An artificial neural network is a type of machine learning that models itself after the human brain, creating an artificial neural network that allows the computer to learn by adding new data through an algorithm.
Although the brain's main unit is neurons, the basic building block of an artificial neural network is a sensor that performs simple signal processing, which then connects to a large network network.
A computer with a neural network is taught to perform a task by analysing pre-tagged training samples. A common example for a neural network that uses deep learning is the recognition of an object where the neural network is presented with a large number of objects of a particular type, such as a cat or computer. By analyzing repeated patterns in the images presented, it learns to categorize new images.
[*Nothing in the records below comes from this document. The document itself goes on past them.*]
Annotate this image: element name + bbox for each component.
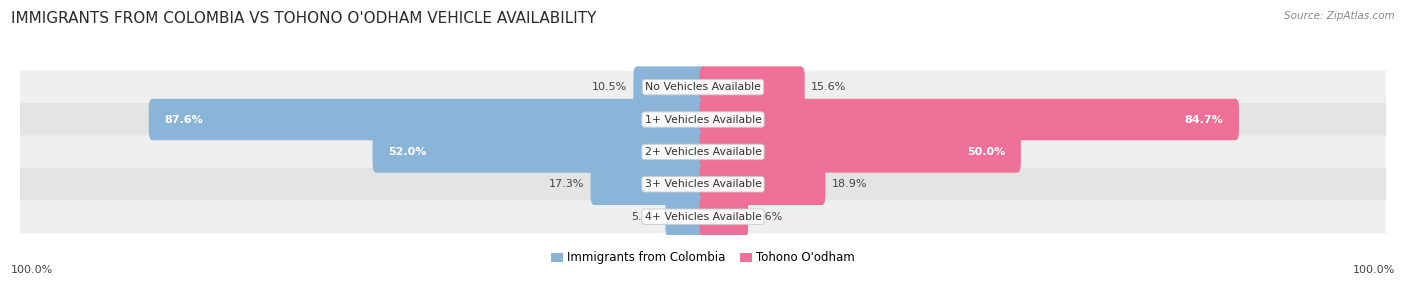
Text: 18.9%: 18.9% [831,179,868,189]
FancyBboxPatch shape [699,164,825,205]
Text: 87.6%: 87.6% [165,114,204,124]
Text: 5.4%: 5.4% [631,212,659,222]
FancyBboxPatch shape [699,196,748,237]
FancyBboxPatch shape [149,99,707,140]
Text: 15.6%: 15.6% [811,82,846,92]
Text: 3+ Vehicles Available: 3+ Vehicles Available [644,179,762,189]
Text: Source: ZipAtlas.com: Source: ZipAtlas.com [1284,11,1395,21]
Text: 2+ Vehicles Available: 2+ Vehicles Available [644,147,762,157]
FancyBboxPatch shape [699,66,804,108]
Text: 17.3%: 17.3% [550,179,585,189]
Text: 50.0%: 50.0% [967,147,1005,157]
FancyBboxPatch shape [633,66,707,108]
Text: IMMIGRANTS FROM COLOMBIA VS TOHONO O'ODHAM VEHICLE AVAILABILITY: IMMIGRANTS FROM COLOMBIA VS TOHONO O'ODH… [11,11,596,26]
Text: 100.0%: 100.0% [11,265,53,275]
FancyBboxPatch shape [20,71,1386,104]
FancyBboxPatch shape [699,99,1239,140]
Text: 1+ Vehicles Available: 1+ Vehicles Available [644,114,762,124]
FancyBboxPatch shape [373,131,707,173]
Text: 52.0%: 52.0% [388,147,426,157]
Text: 100.0%: 100.0% [1353,265,1395,275]
Text: No Vehicles Available: No Vehicles Available [645,82,761,92]
FancyBboxPatch shape [591,164,707,205]
FancyBboxPatch shape [20,168,1386,201]
Text: 84.7%: 84.7% [1184,114,1223,124]
Text: 10.5%: 10.5% [592,82,627,92]
FancyBboxPatch shape [20,103,1386,136]
Text: 4+ Vehicles Available: 4+ Vehicles Available [644,212,762,222]
FancyBboxPatch shape [699,131,1021,173]
FancyBboxPatch shape [665,196,707,237]
Legend: Immigrants from Colombia, Tohono O'odham: Immigrants from Colombia, Tohono O'odham [546,247,860,269]
FancyBboxPatch shape [20,135,1386,168]
Text: 6.6%: 6.6% [754,212,782,222]
FancyBboxPatch shape [20,200,1386,233]
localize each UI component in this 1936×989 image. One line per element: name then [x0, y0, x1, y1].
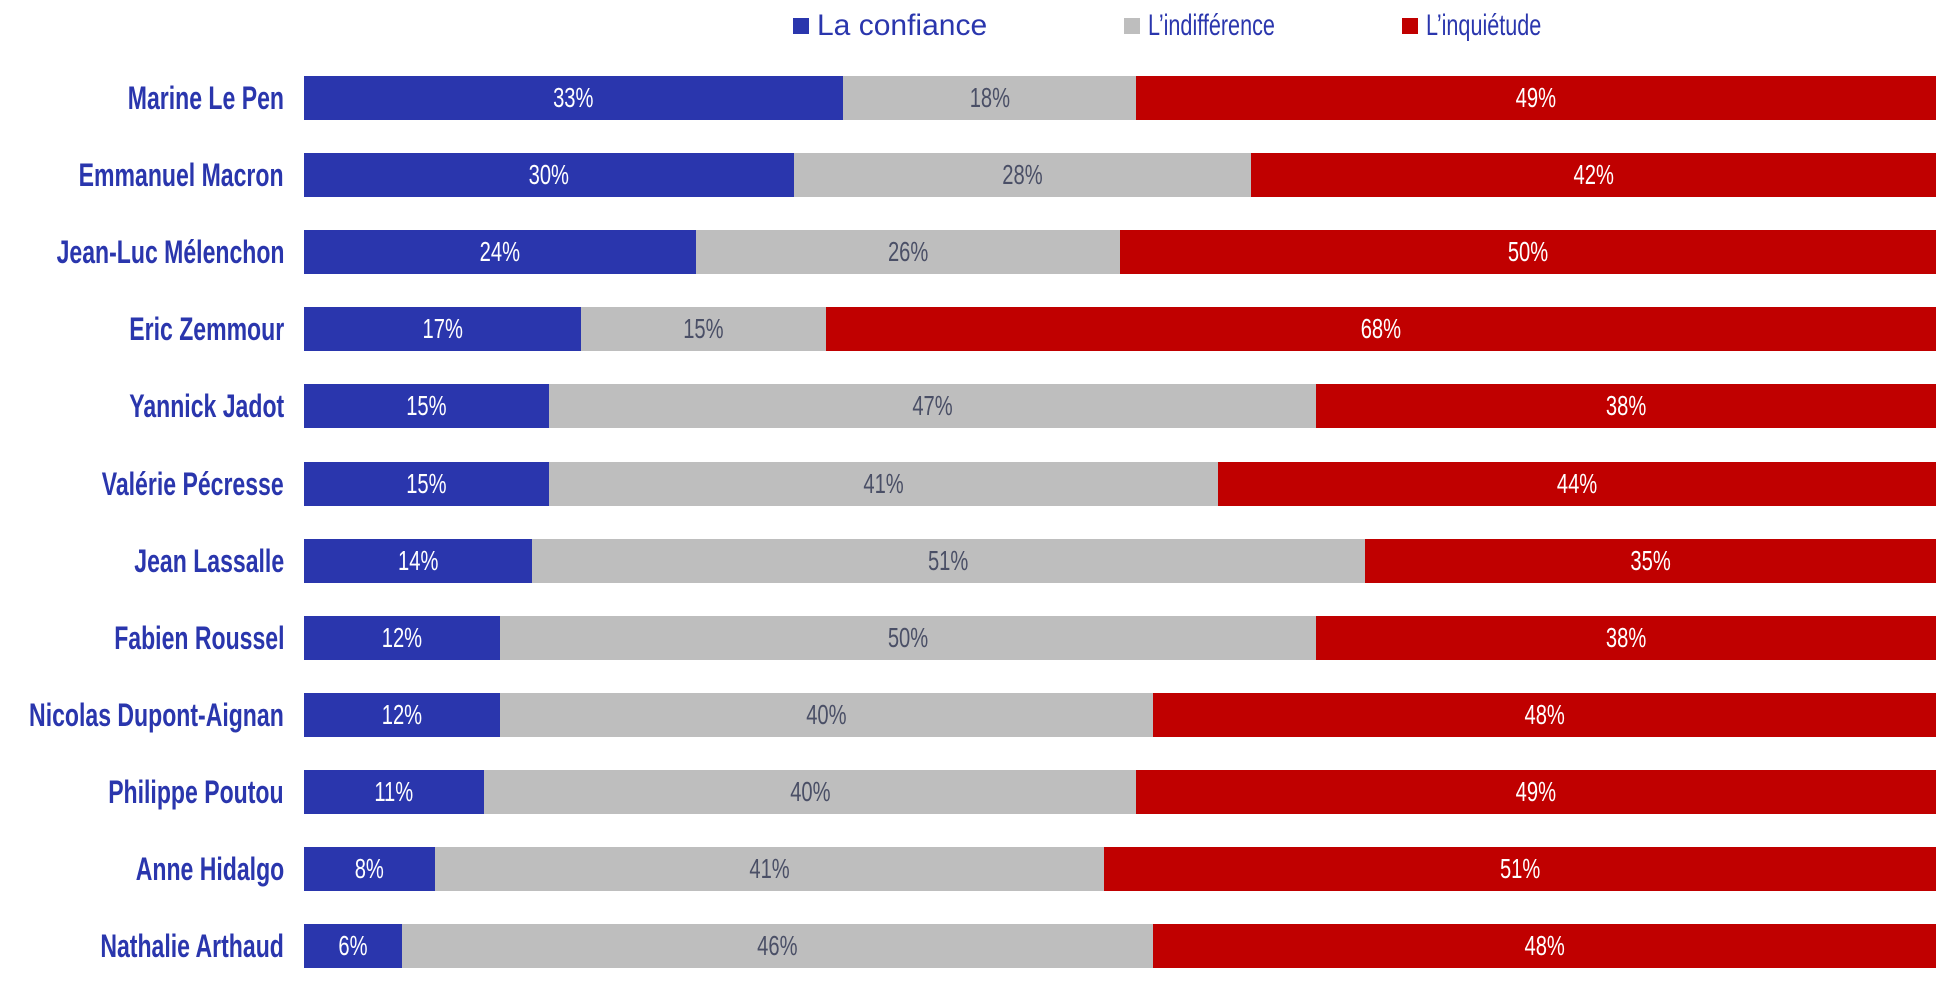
data-label: 15%: [406, 467, 447, 499]
data-label: 41%: [863, 467, 904, 499]
bar-segment: [581, 307, 827, 352]
data-label: 38%: [1605, 390, 1647, 422]
category-label: Eric Zemmour: [129, 311, 284, 348]
category-label: Yannick Jadot: [129, 388, 284, 425]
bar-segment: [434, 847, 1104, 891]
data-label: 11%: [374, 775, 414, 807]
data-label: 49%: [1515, 775, 1557, 807]
data-label: 42%: [1573, 159, 1614, 191]
data-label: 18%: [969, 82, 1010, 113]
data-label: 50%: [887, 621, 928, 653]
data-label: 41%: [748, 853, 790, 884]
bar-segment: [548, 461, 1218, 506]
bar-segment: [304, 692, 500, 737]
category-label: Jean-Luc Mélenchon: [56, 234, 284, 271]
bar-segment: [1136, 76, 1936, 120]
category-label: Valérie Pécresse: [102, 465, 284, 502]
bar-segment: [826, 307, 1936, 352]
category-label: Jean Lassalle: [134, 542, 284, 579]
data-label: 26%: [887, 236, 928, 268]
bar-segment: [532, 538, 1365, 583]
category-label: Emmanuel Macron: [79, 157, 284, 194]
category-label: Nicolas Dupont-Aignan: [29, 696, 284, 733]
legend-item: L’indifférence: [1124, 8, 1324, 44]
bar-segment: [304, 769, 484, 814]
data-label: 6%: [338, 930, 368, 962]
legend-item: L’inquiétude: [1402, 8, 1586, 44]
data-label: 35%: [1630, 544, 1671, 576]
bar-segment: [695, 230, 1120, 275]
bar-segment: [304, 847, 435, 891]
data-label: 15%: [406, 390, 447, 422]
bar-segment: [1103, 847, 1936, 891]
data-label: 50%: [1507, 236, 1549, 268]
data-label: 51%: [928, 544, 969, 576]
bar-segment: [793, 153, 1251, 198]
data-label: 17%: [422, 313, 463, 345]
data-label: 46%: [757, 930, 798, 962]
bar-segment: [304, 615, 500, 660]
bar-segment: [483, 769, 1137, 814]
data-label: 49%: [1515, 82, 1557, 113]
category-label: Fabien Roussel: [113, 619, 284, 656]
data-label: 12%: [381, 621, 423, 653]
bar-segment: [499, 615, 1316, 660]
legend-label: La confiance: [817, 9, 988, 42]
category-label: Anne Hidalgo: [135, 851, 284, 887]
data-label: 68%: [1360, 313, 1402, 345]
bar-segment: [1315, 384, 1936, 429]
data-label: 8%: [354, 853, 384, 884]
data-label: 33%: [553, 82, 594, 113]
bar-segment: [1315, 615, 1936, 660]
data-label: 30%: [528, 159, 569, 191]
bar-segment: [304, 461, 549, 506]
data-label: 12%: [381, 698, 423, 730]
data-label: 51%: [1499, 853, 1540, 884]
category-label: Philippe Poutou: [108, 773, 284, 810]
data-label: 44%: [1556, 467, 1598, 499]
legend-label: L’inquiétude: [1426, 9, 1542, 42]
data-label: 47%: [912, 390, 953, 422]
data-label: 24%: [479, 236, 521, 268]
bar-segment: [842, 76, 1137, 120]
data-label: 40%: [806, 698, 847, 730]
category-label: Nathalie Arthaud: [100, 928, 284, 965]
bar-segment: [304, 230, 696, 275]
data-label: 14%: [398, 544, 439, 576]
legend-swatch: [1124, 18, 1140, 34]
legend-item: La confiance: [793, 8, 987, 44]
bar-segment: [401, 924, 1153, 969]
data-label: 38%: [1605, 621, 1647, 653]
data-label: 40%: [789, 775, 831, 807]
data-label: 48%: [1524, 930, 1565, 962]
data-label: 48%: [1524, 698, 1565, 730]
bar-segment: [1364, 538, 1936, 583]
bar-segment: [1217, 461, 1936, 506]
legend-swatch: [1402, 18, 1418, 34]
bar-segment: [304, 384, 549, 429]
bar-segment: [1136, 769, 1936, 814]
category-label: Marine Le Pen: [127, 80, 284, 116]
bar-segment: [304, 153, 794, 198]
bar-segment: [499, 692, 1153, 737]
data-label: 15%: [683, 313, 725, 345]
bar-segment: [304, 538, 533, 583]
data-label: 28%: [1001, 159, 1043, 191]
bar-segment: [1250, 153, 1936, 198]
legend-swatch: [793, 18, 809, 34]
bar-segment: [548, 384, 1316, 429]
bar-segment: [304, 924, 402, 969]
bar-segment: [304, 76, 843, 120]
bar-segment: [1120, 230, 1936, 275]
legend-label: L’indifférence: [1148, 9, 1275, 42]
bar-segment: [1152, 692, 1936, 737]
bar-segment: [1152, 924, 1936, 969]
bar-segment: [304, 307, 582, 352]
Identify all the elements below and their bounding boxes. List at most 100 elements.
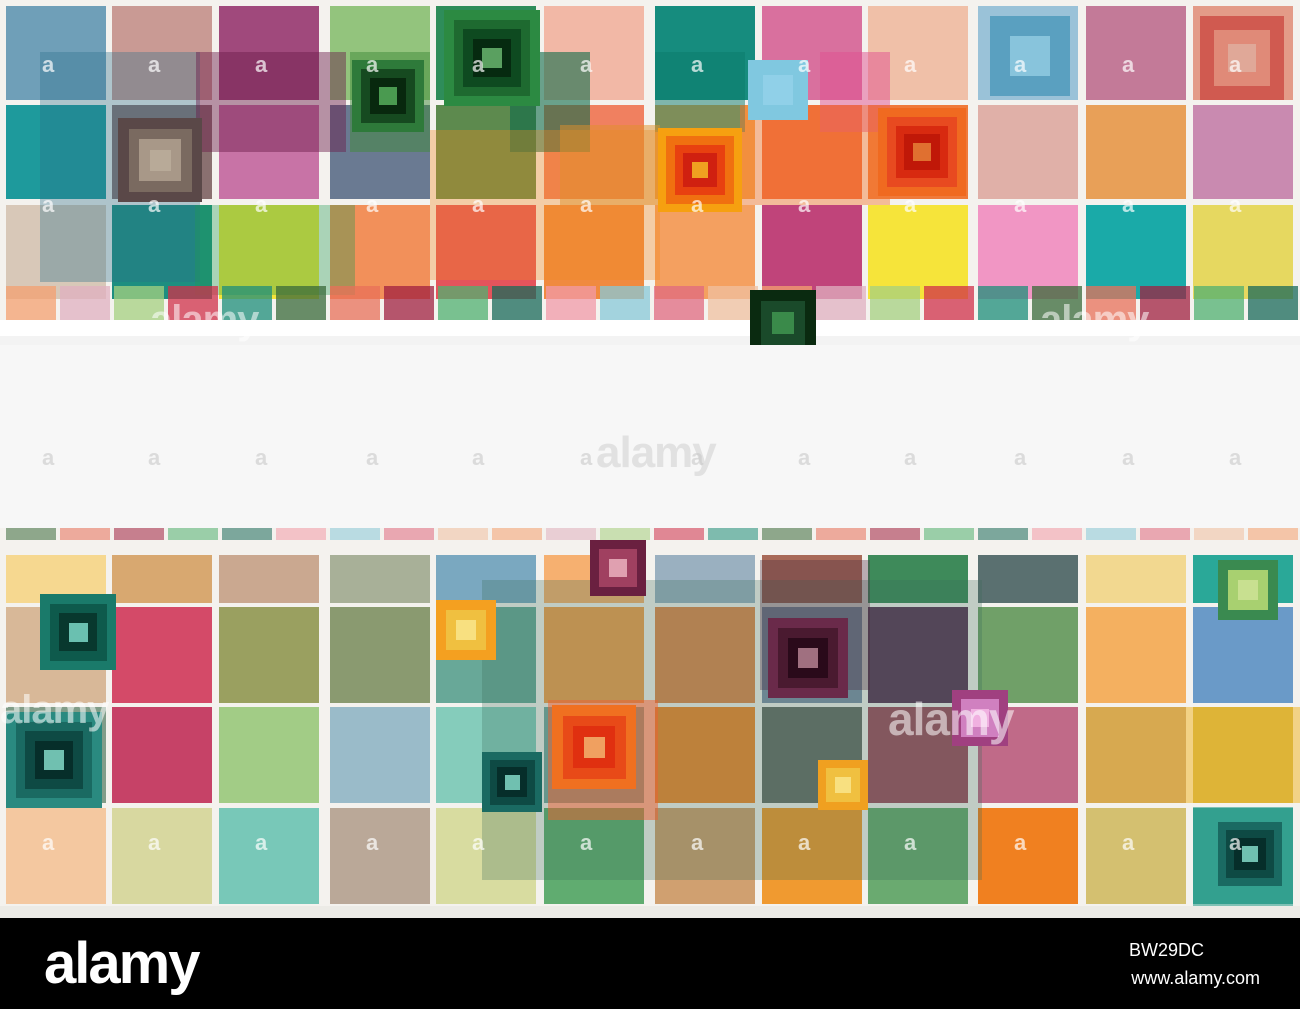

How does neural networks learn?
Unlike other algorithms, neural networks cannot be programmed directly with deep learning. On the contrary, just as in a child's developing brain, they need to learn information. Learning strategies are implemented in three ways:
- Supervised learning: This learning strategy is the simplest one, because the computer is a dataset through which it passes and the algorithm is modified until it processes the dataset to achieve the desired result.
- Unsupervised learning: This strategy is used in cases where there is no dataset to learn. The neural network analyzes the dataset and tells the neural network how far the target is. The neural network is then set to increase the accuracy of the algorithm.
- Strengthened learning: In this algorithm, the neural network is strengthened for positive results and is less likely to produce negative results.
Advantages of artificial neural networks
- It can do more than one job at the same time with parallel processing capability.
- Information is stored on the entire network, not just in one database.
- Depending on how important the missing information is, it may remove the missing information.
- It can model big data and large data with the ability to learn hidden relationships in data without commanding any fixed relationships.
- It can predict the output of data with the ability to generalize and infer relations over invisible data.
Disadvantages of artificial neural networks
- The artificial neural network architecture can only be found through trial and error and experience to determine the appropriate network structure.
- It needs high processor requirements for parallel processing capabilities.
Uses of artificial neural networks
Image recognition was one of the first areas where neural networks were successfully implemented, but their use of technology expanded to many more areas, including:
· Stock market forecast
· Delivery driver route planning and optimization
· Drug discovery and development
These are several specific areas where nerve networks are applied today.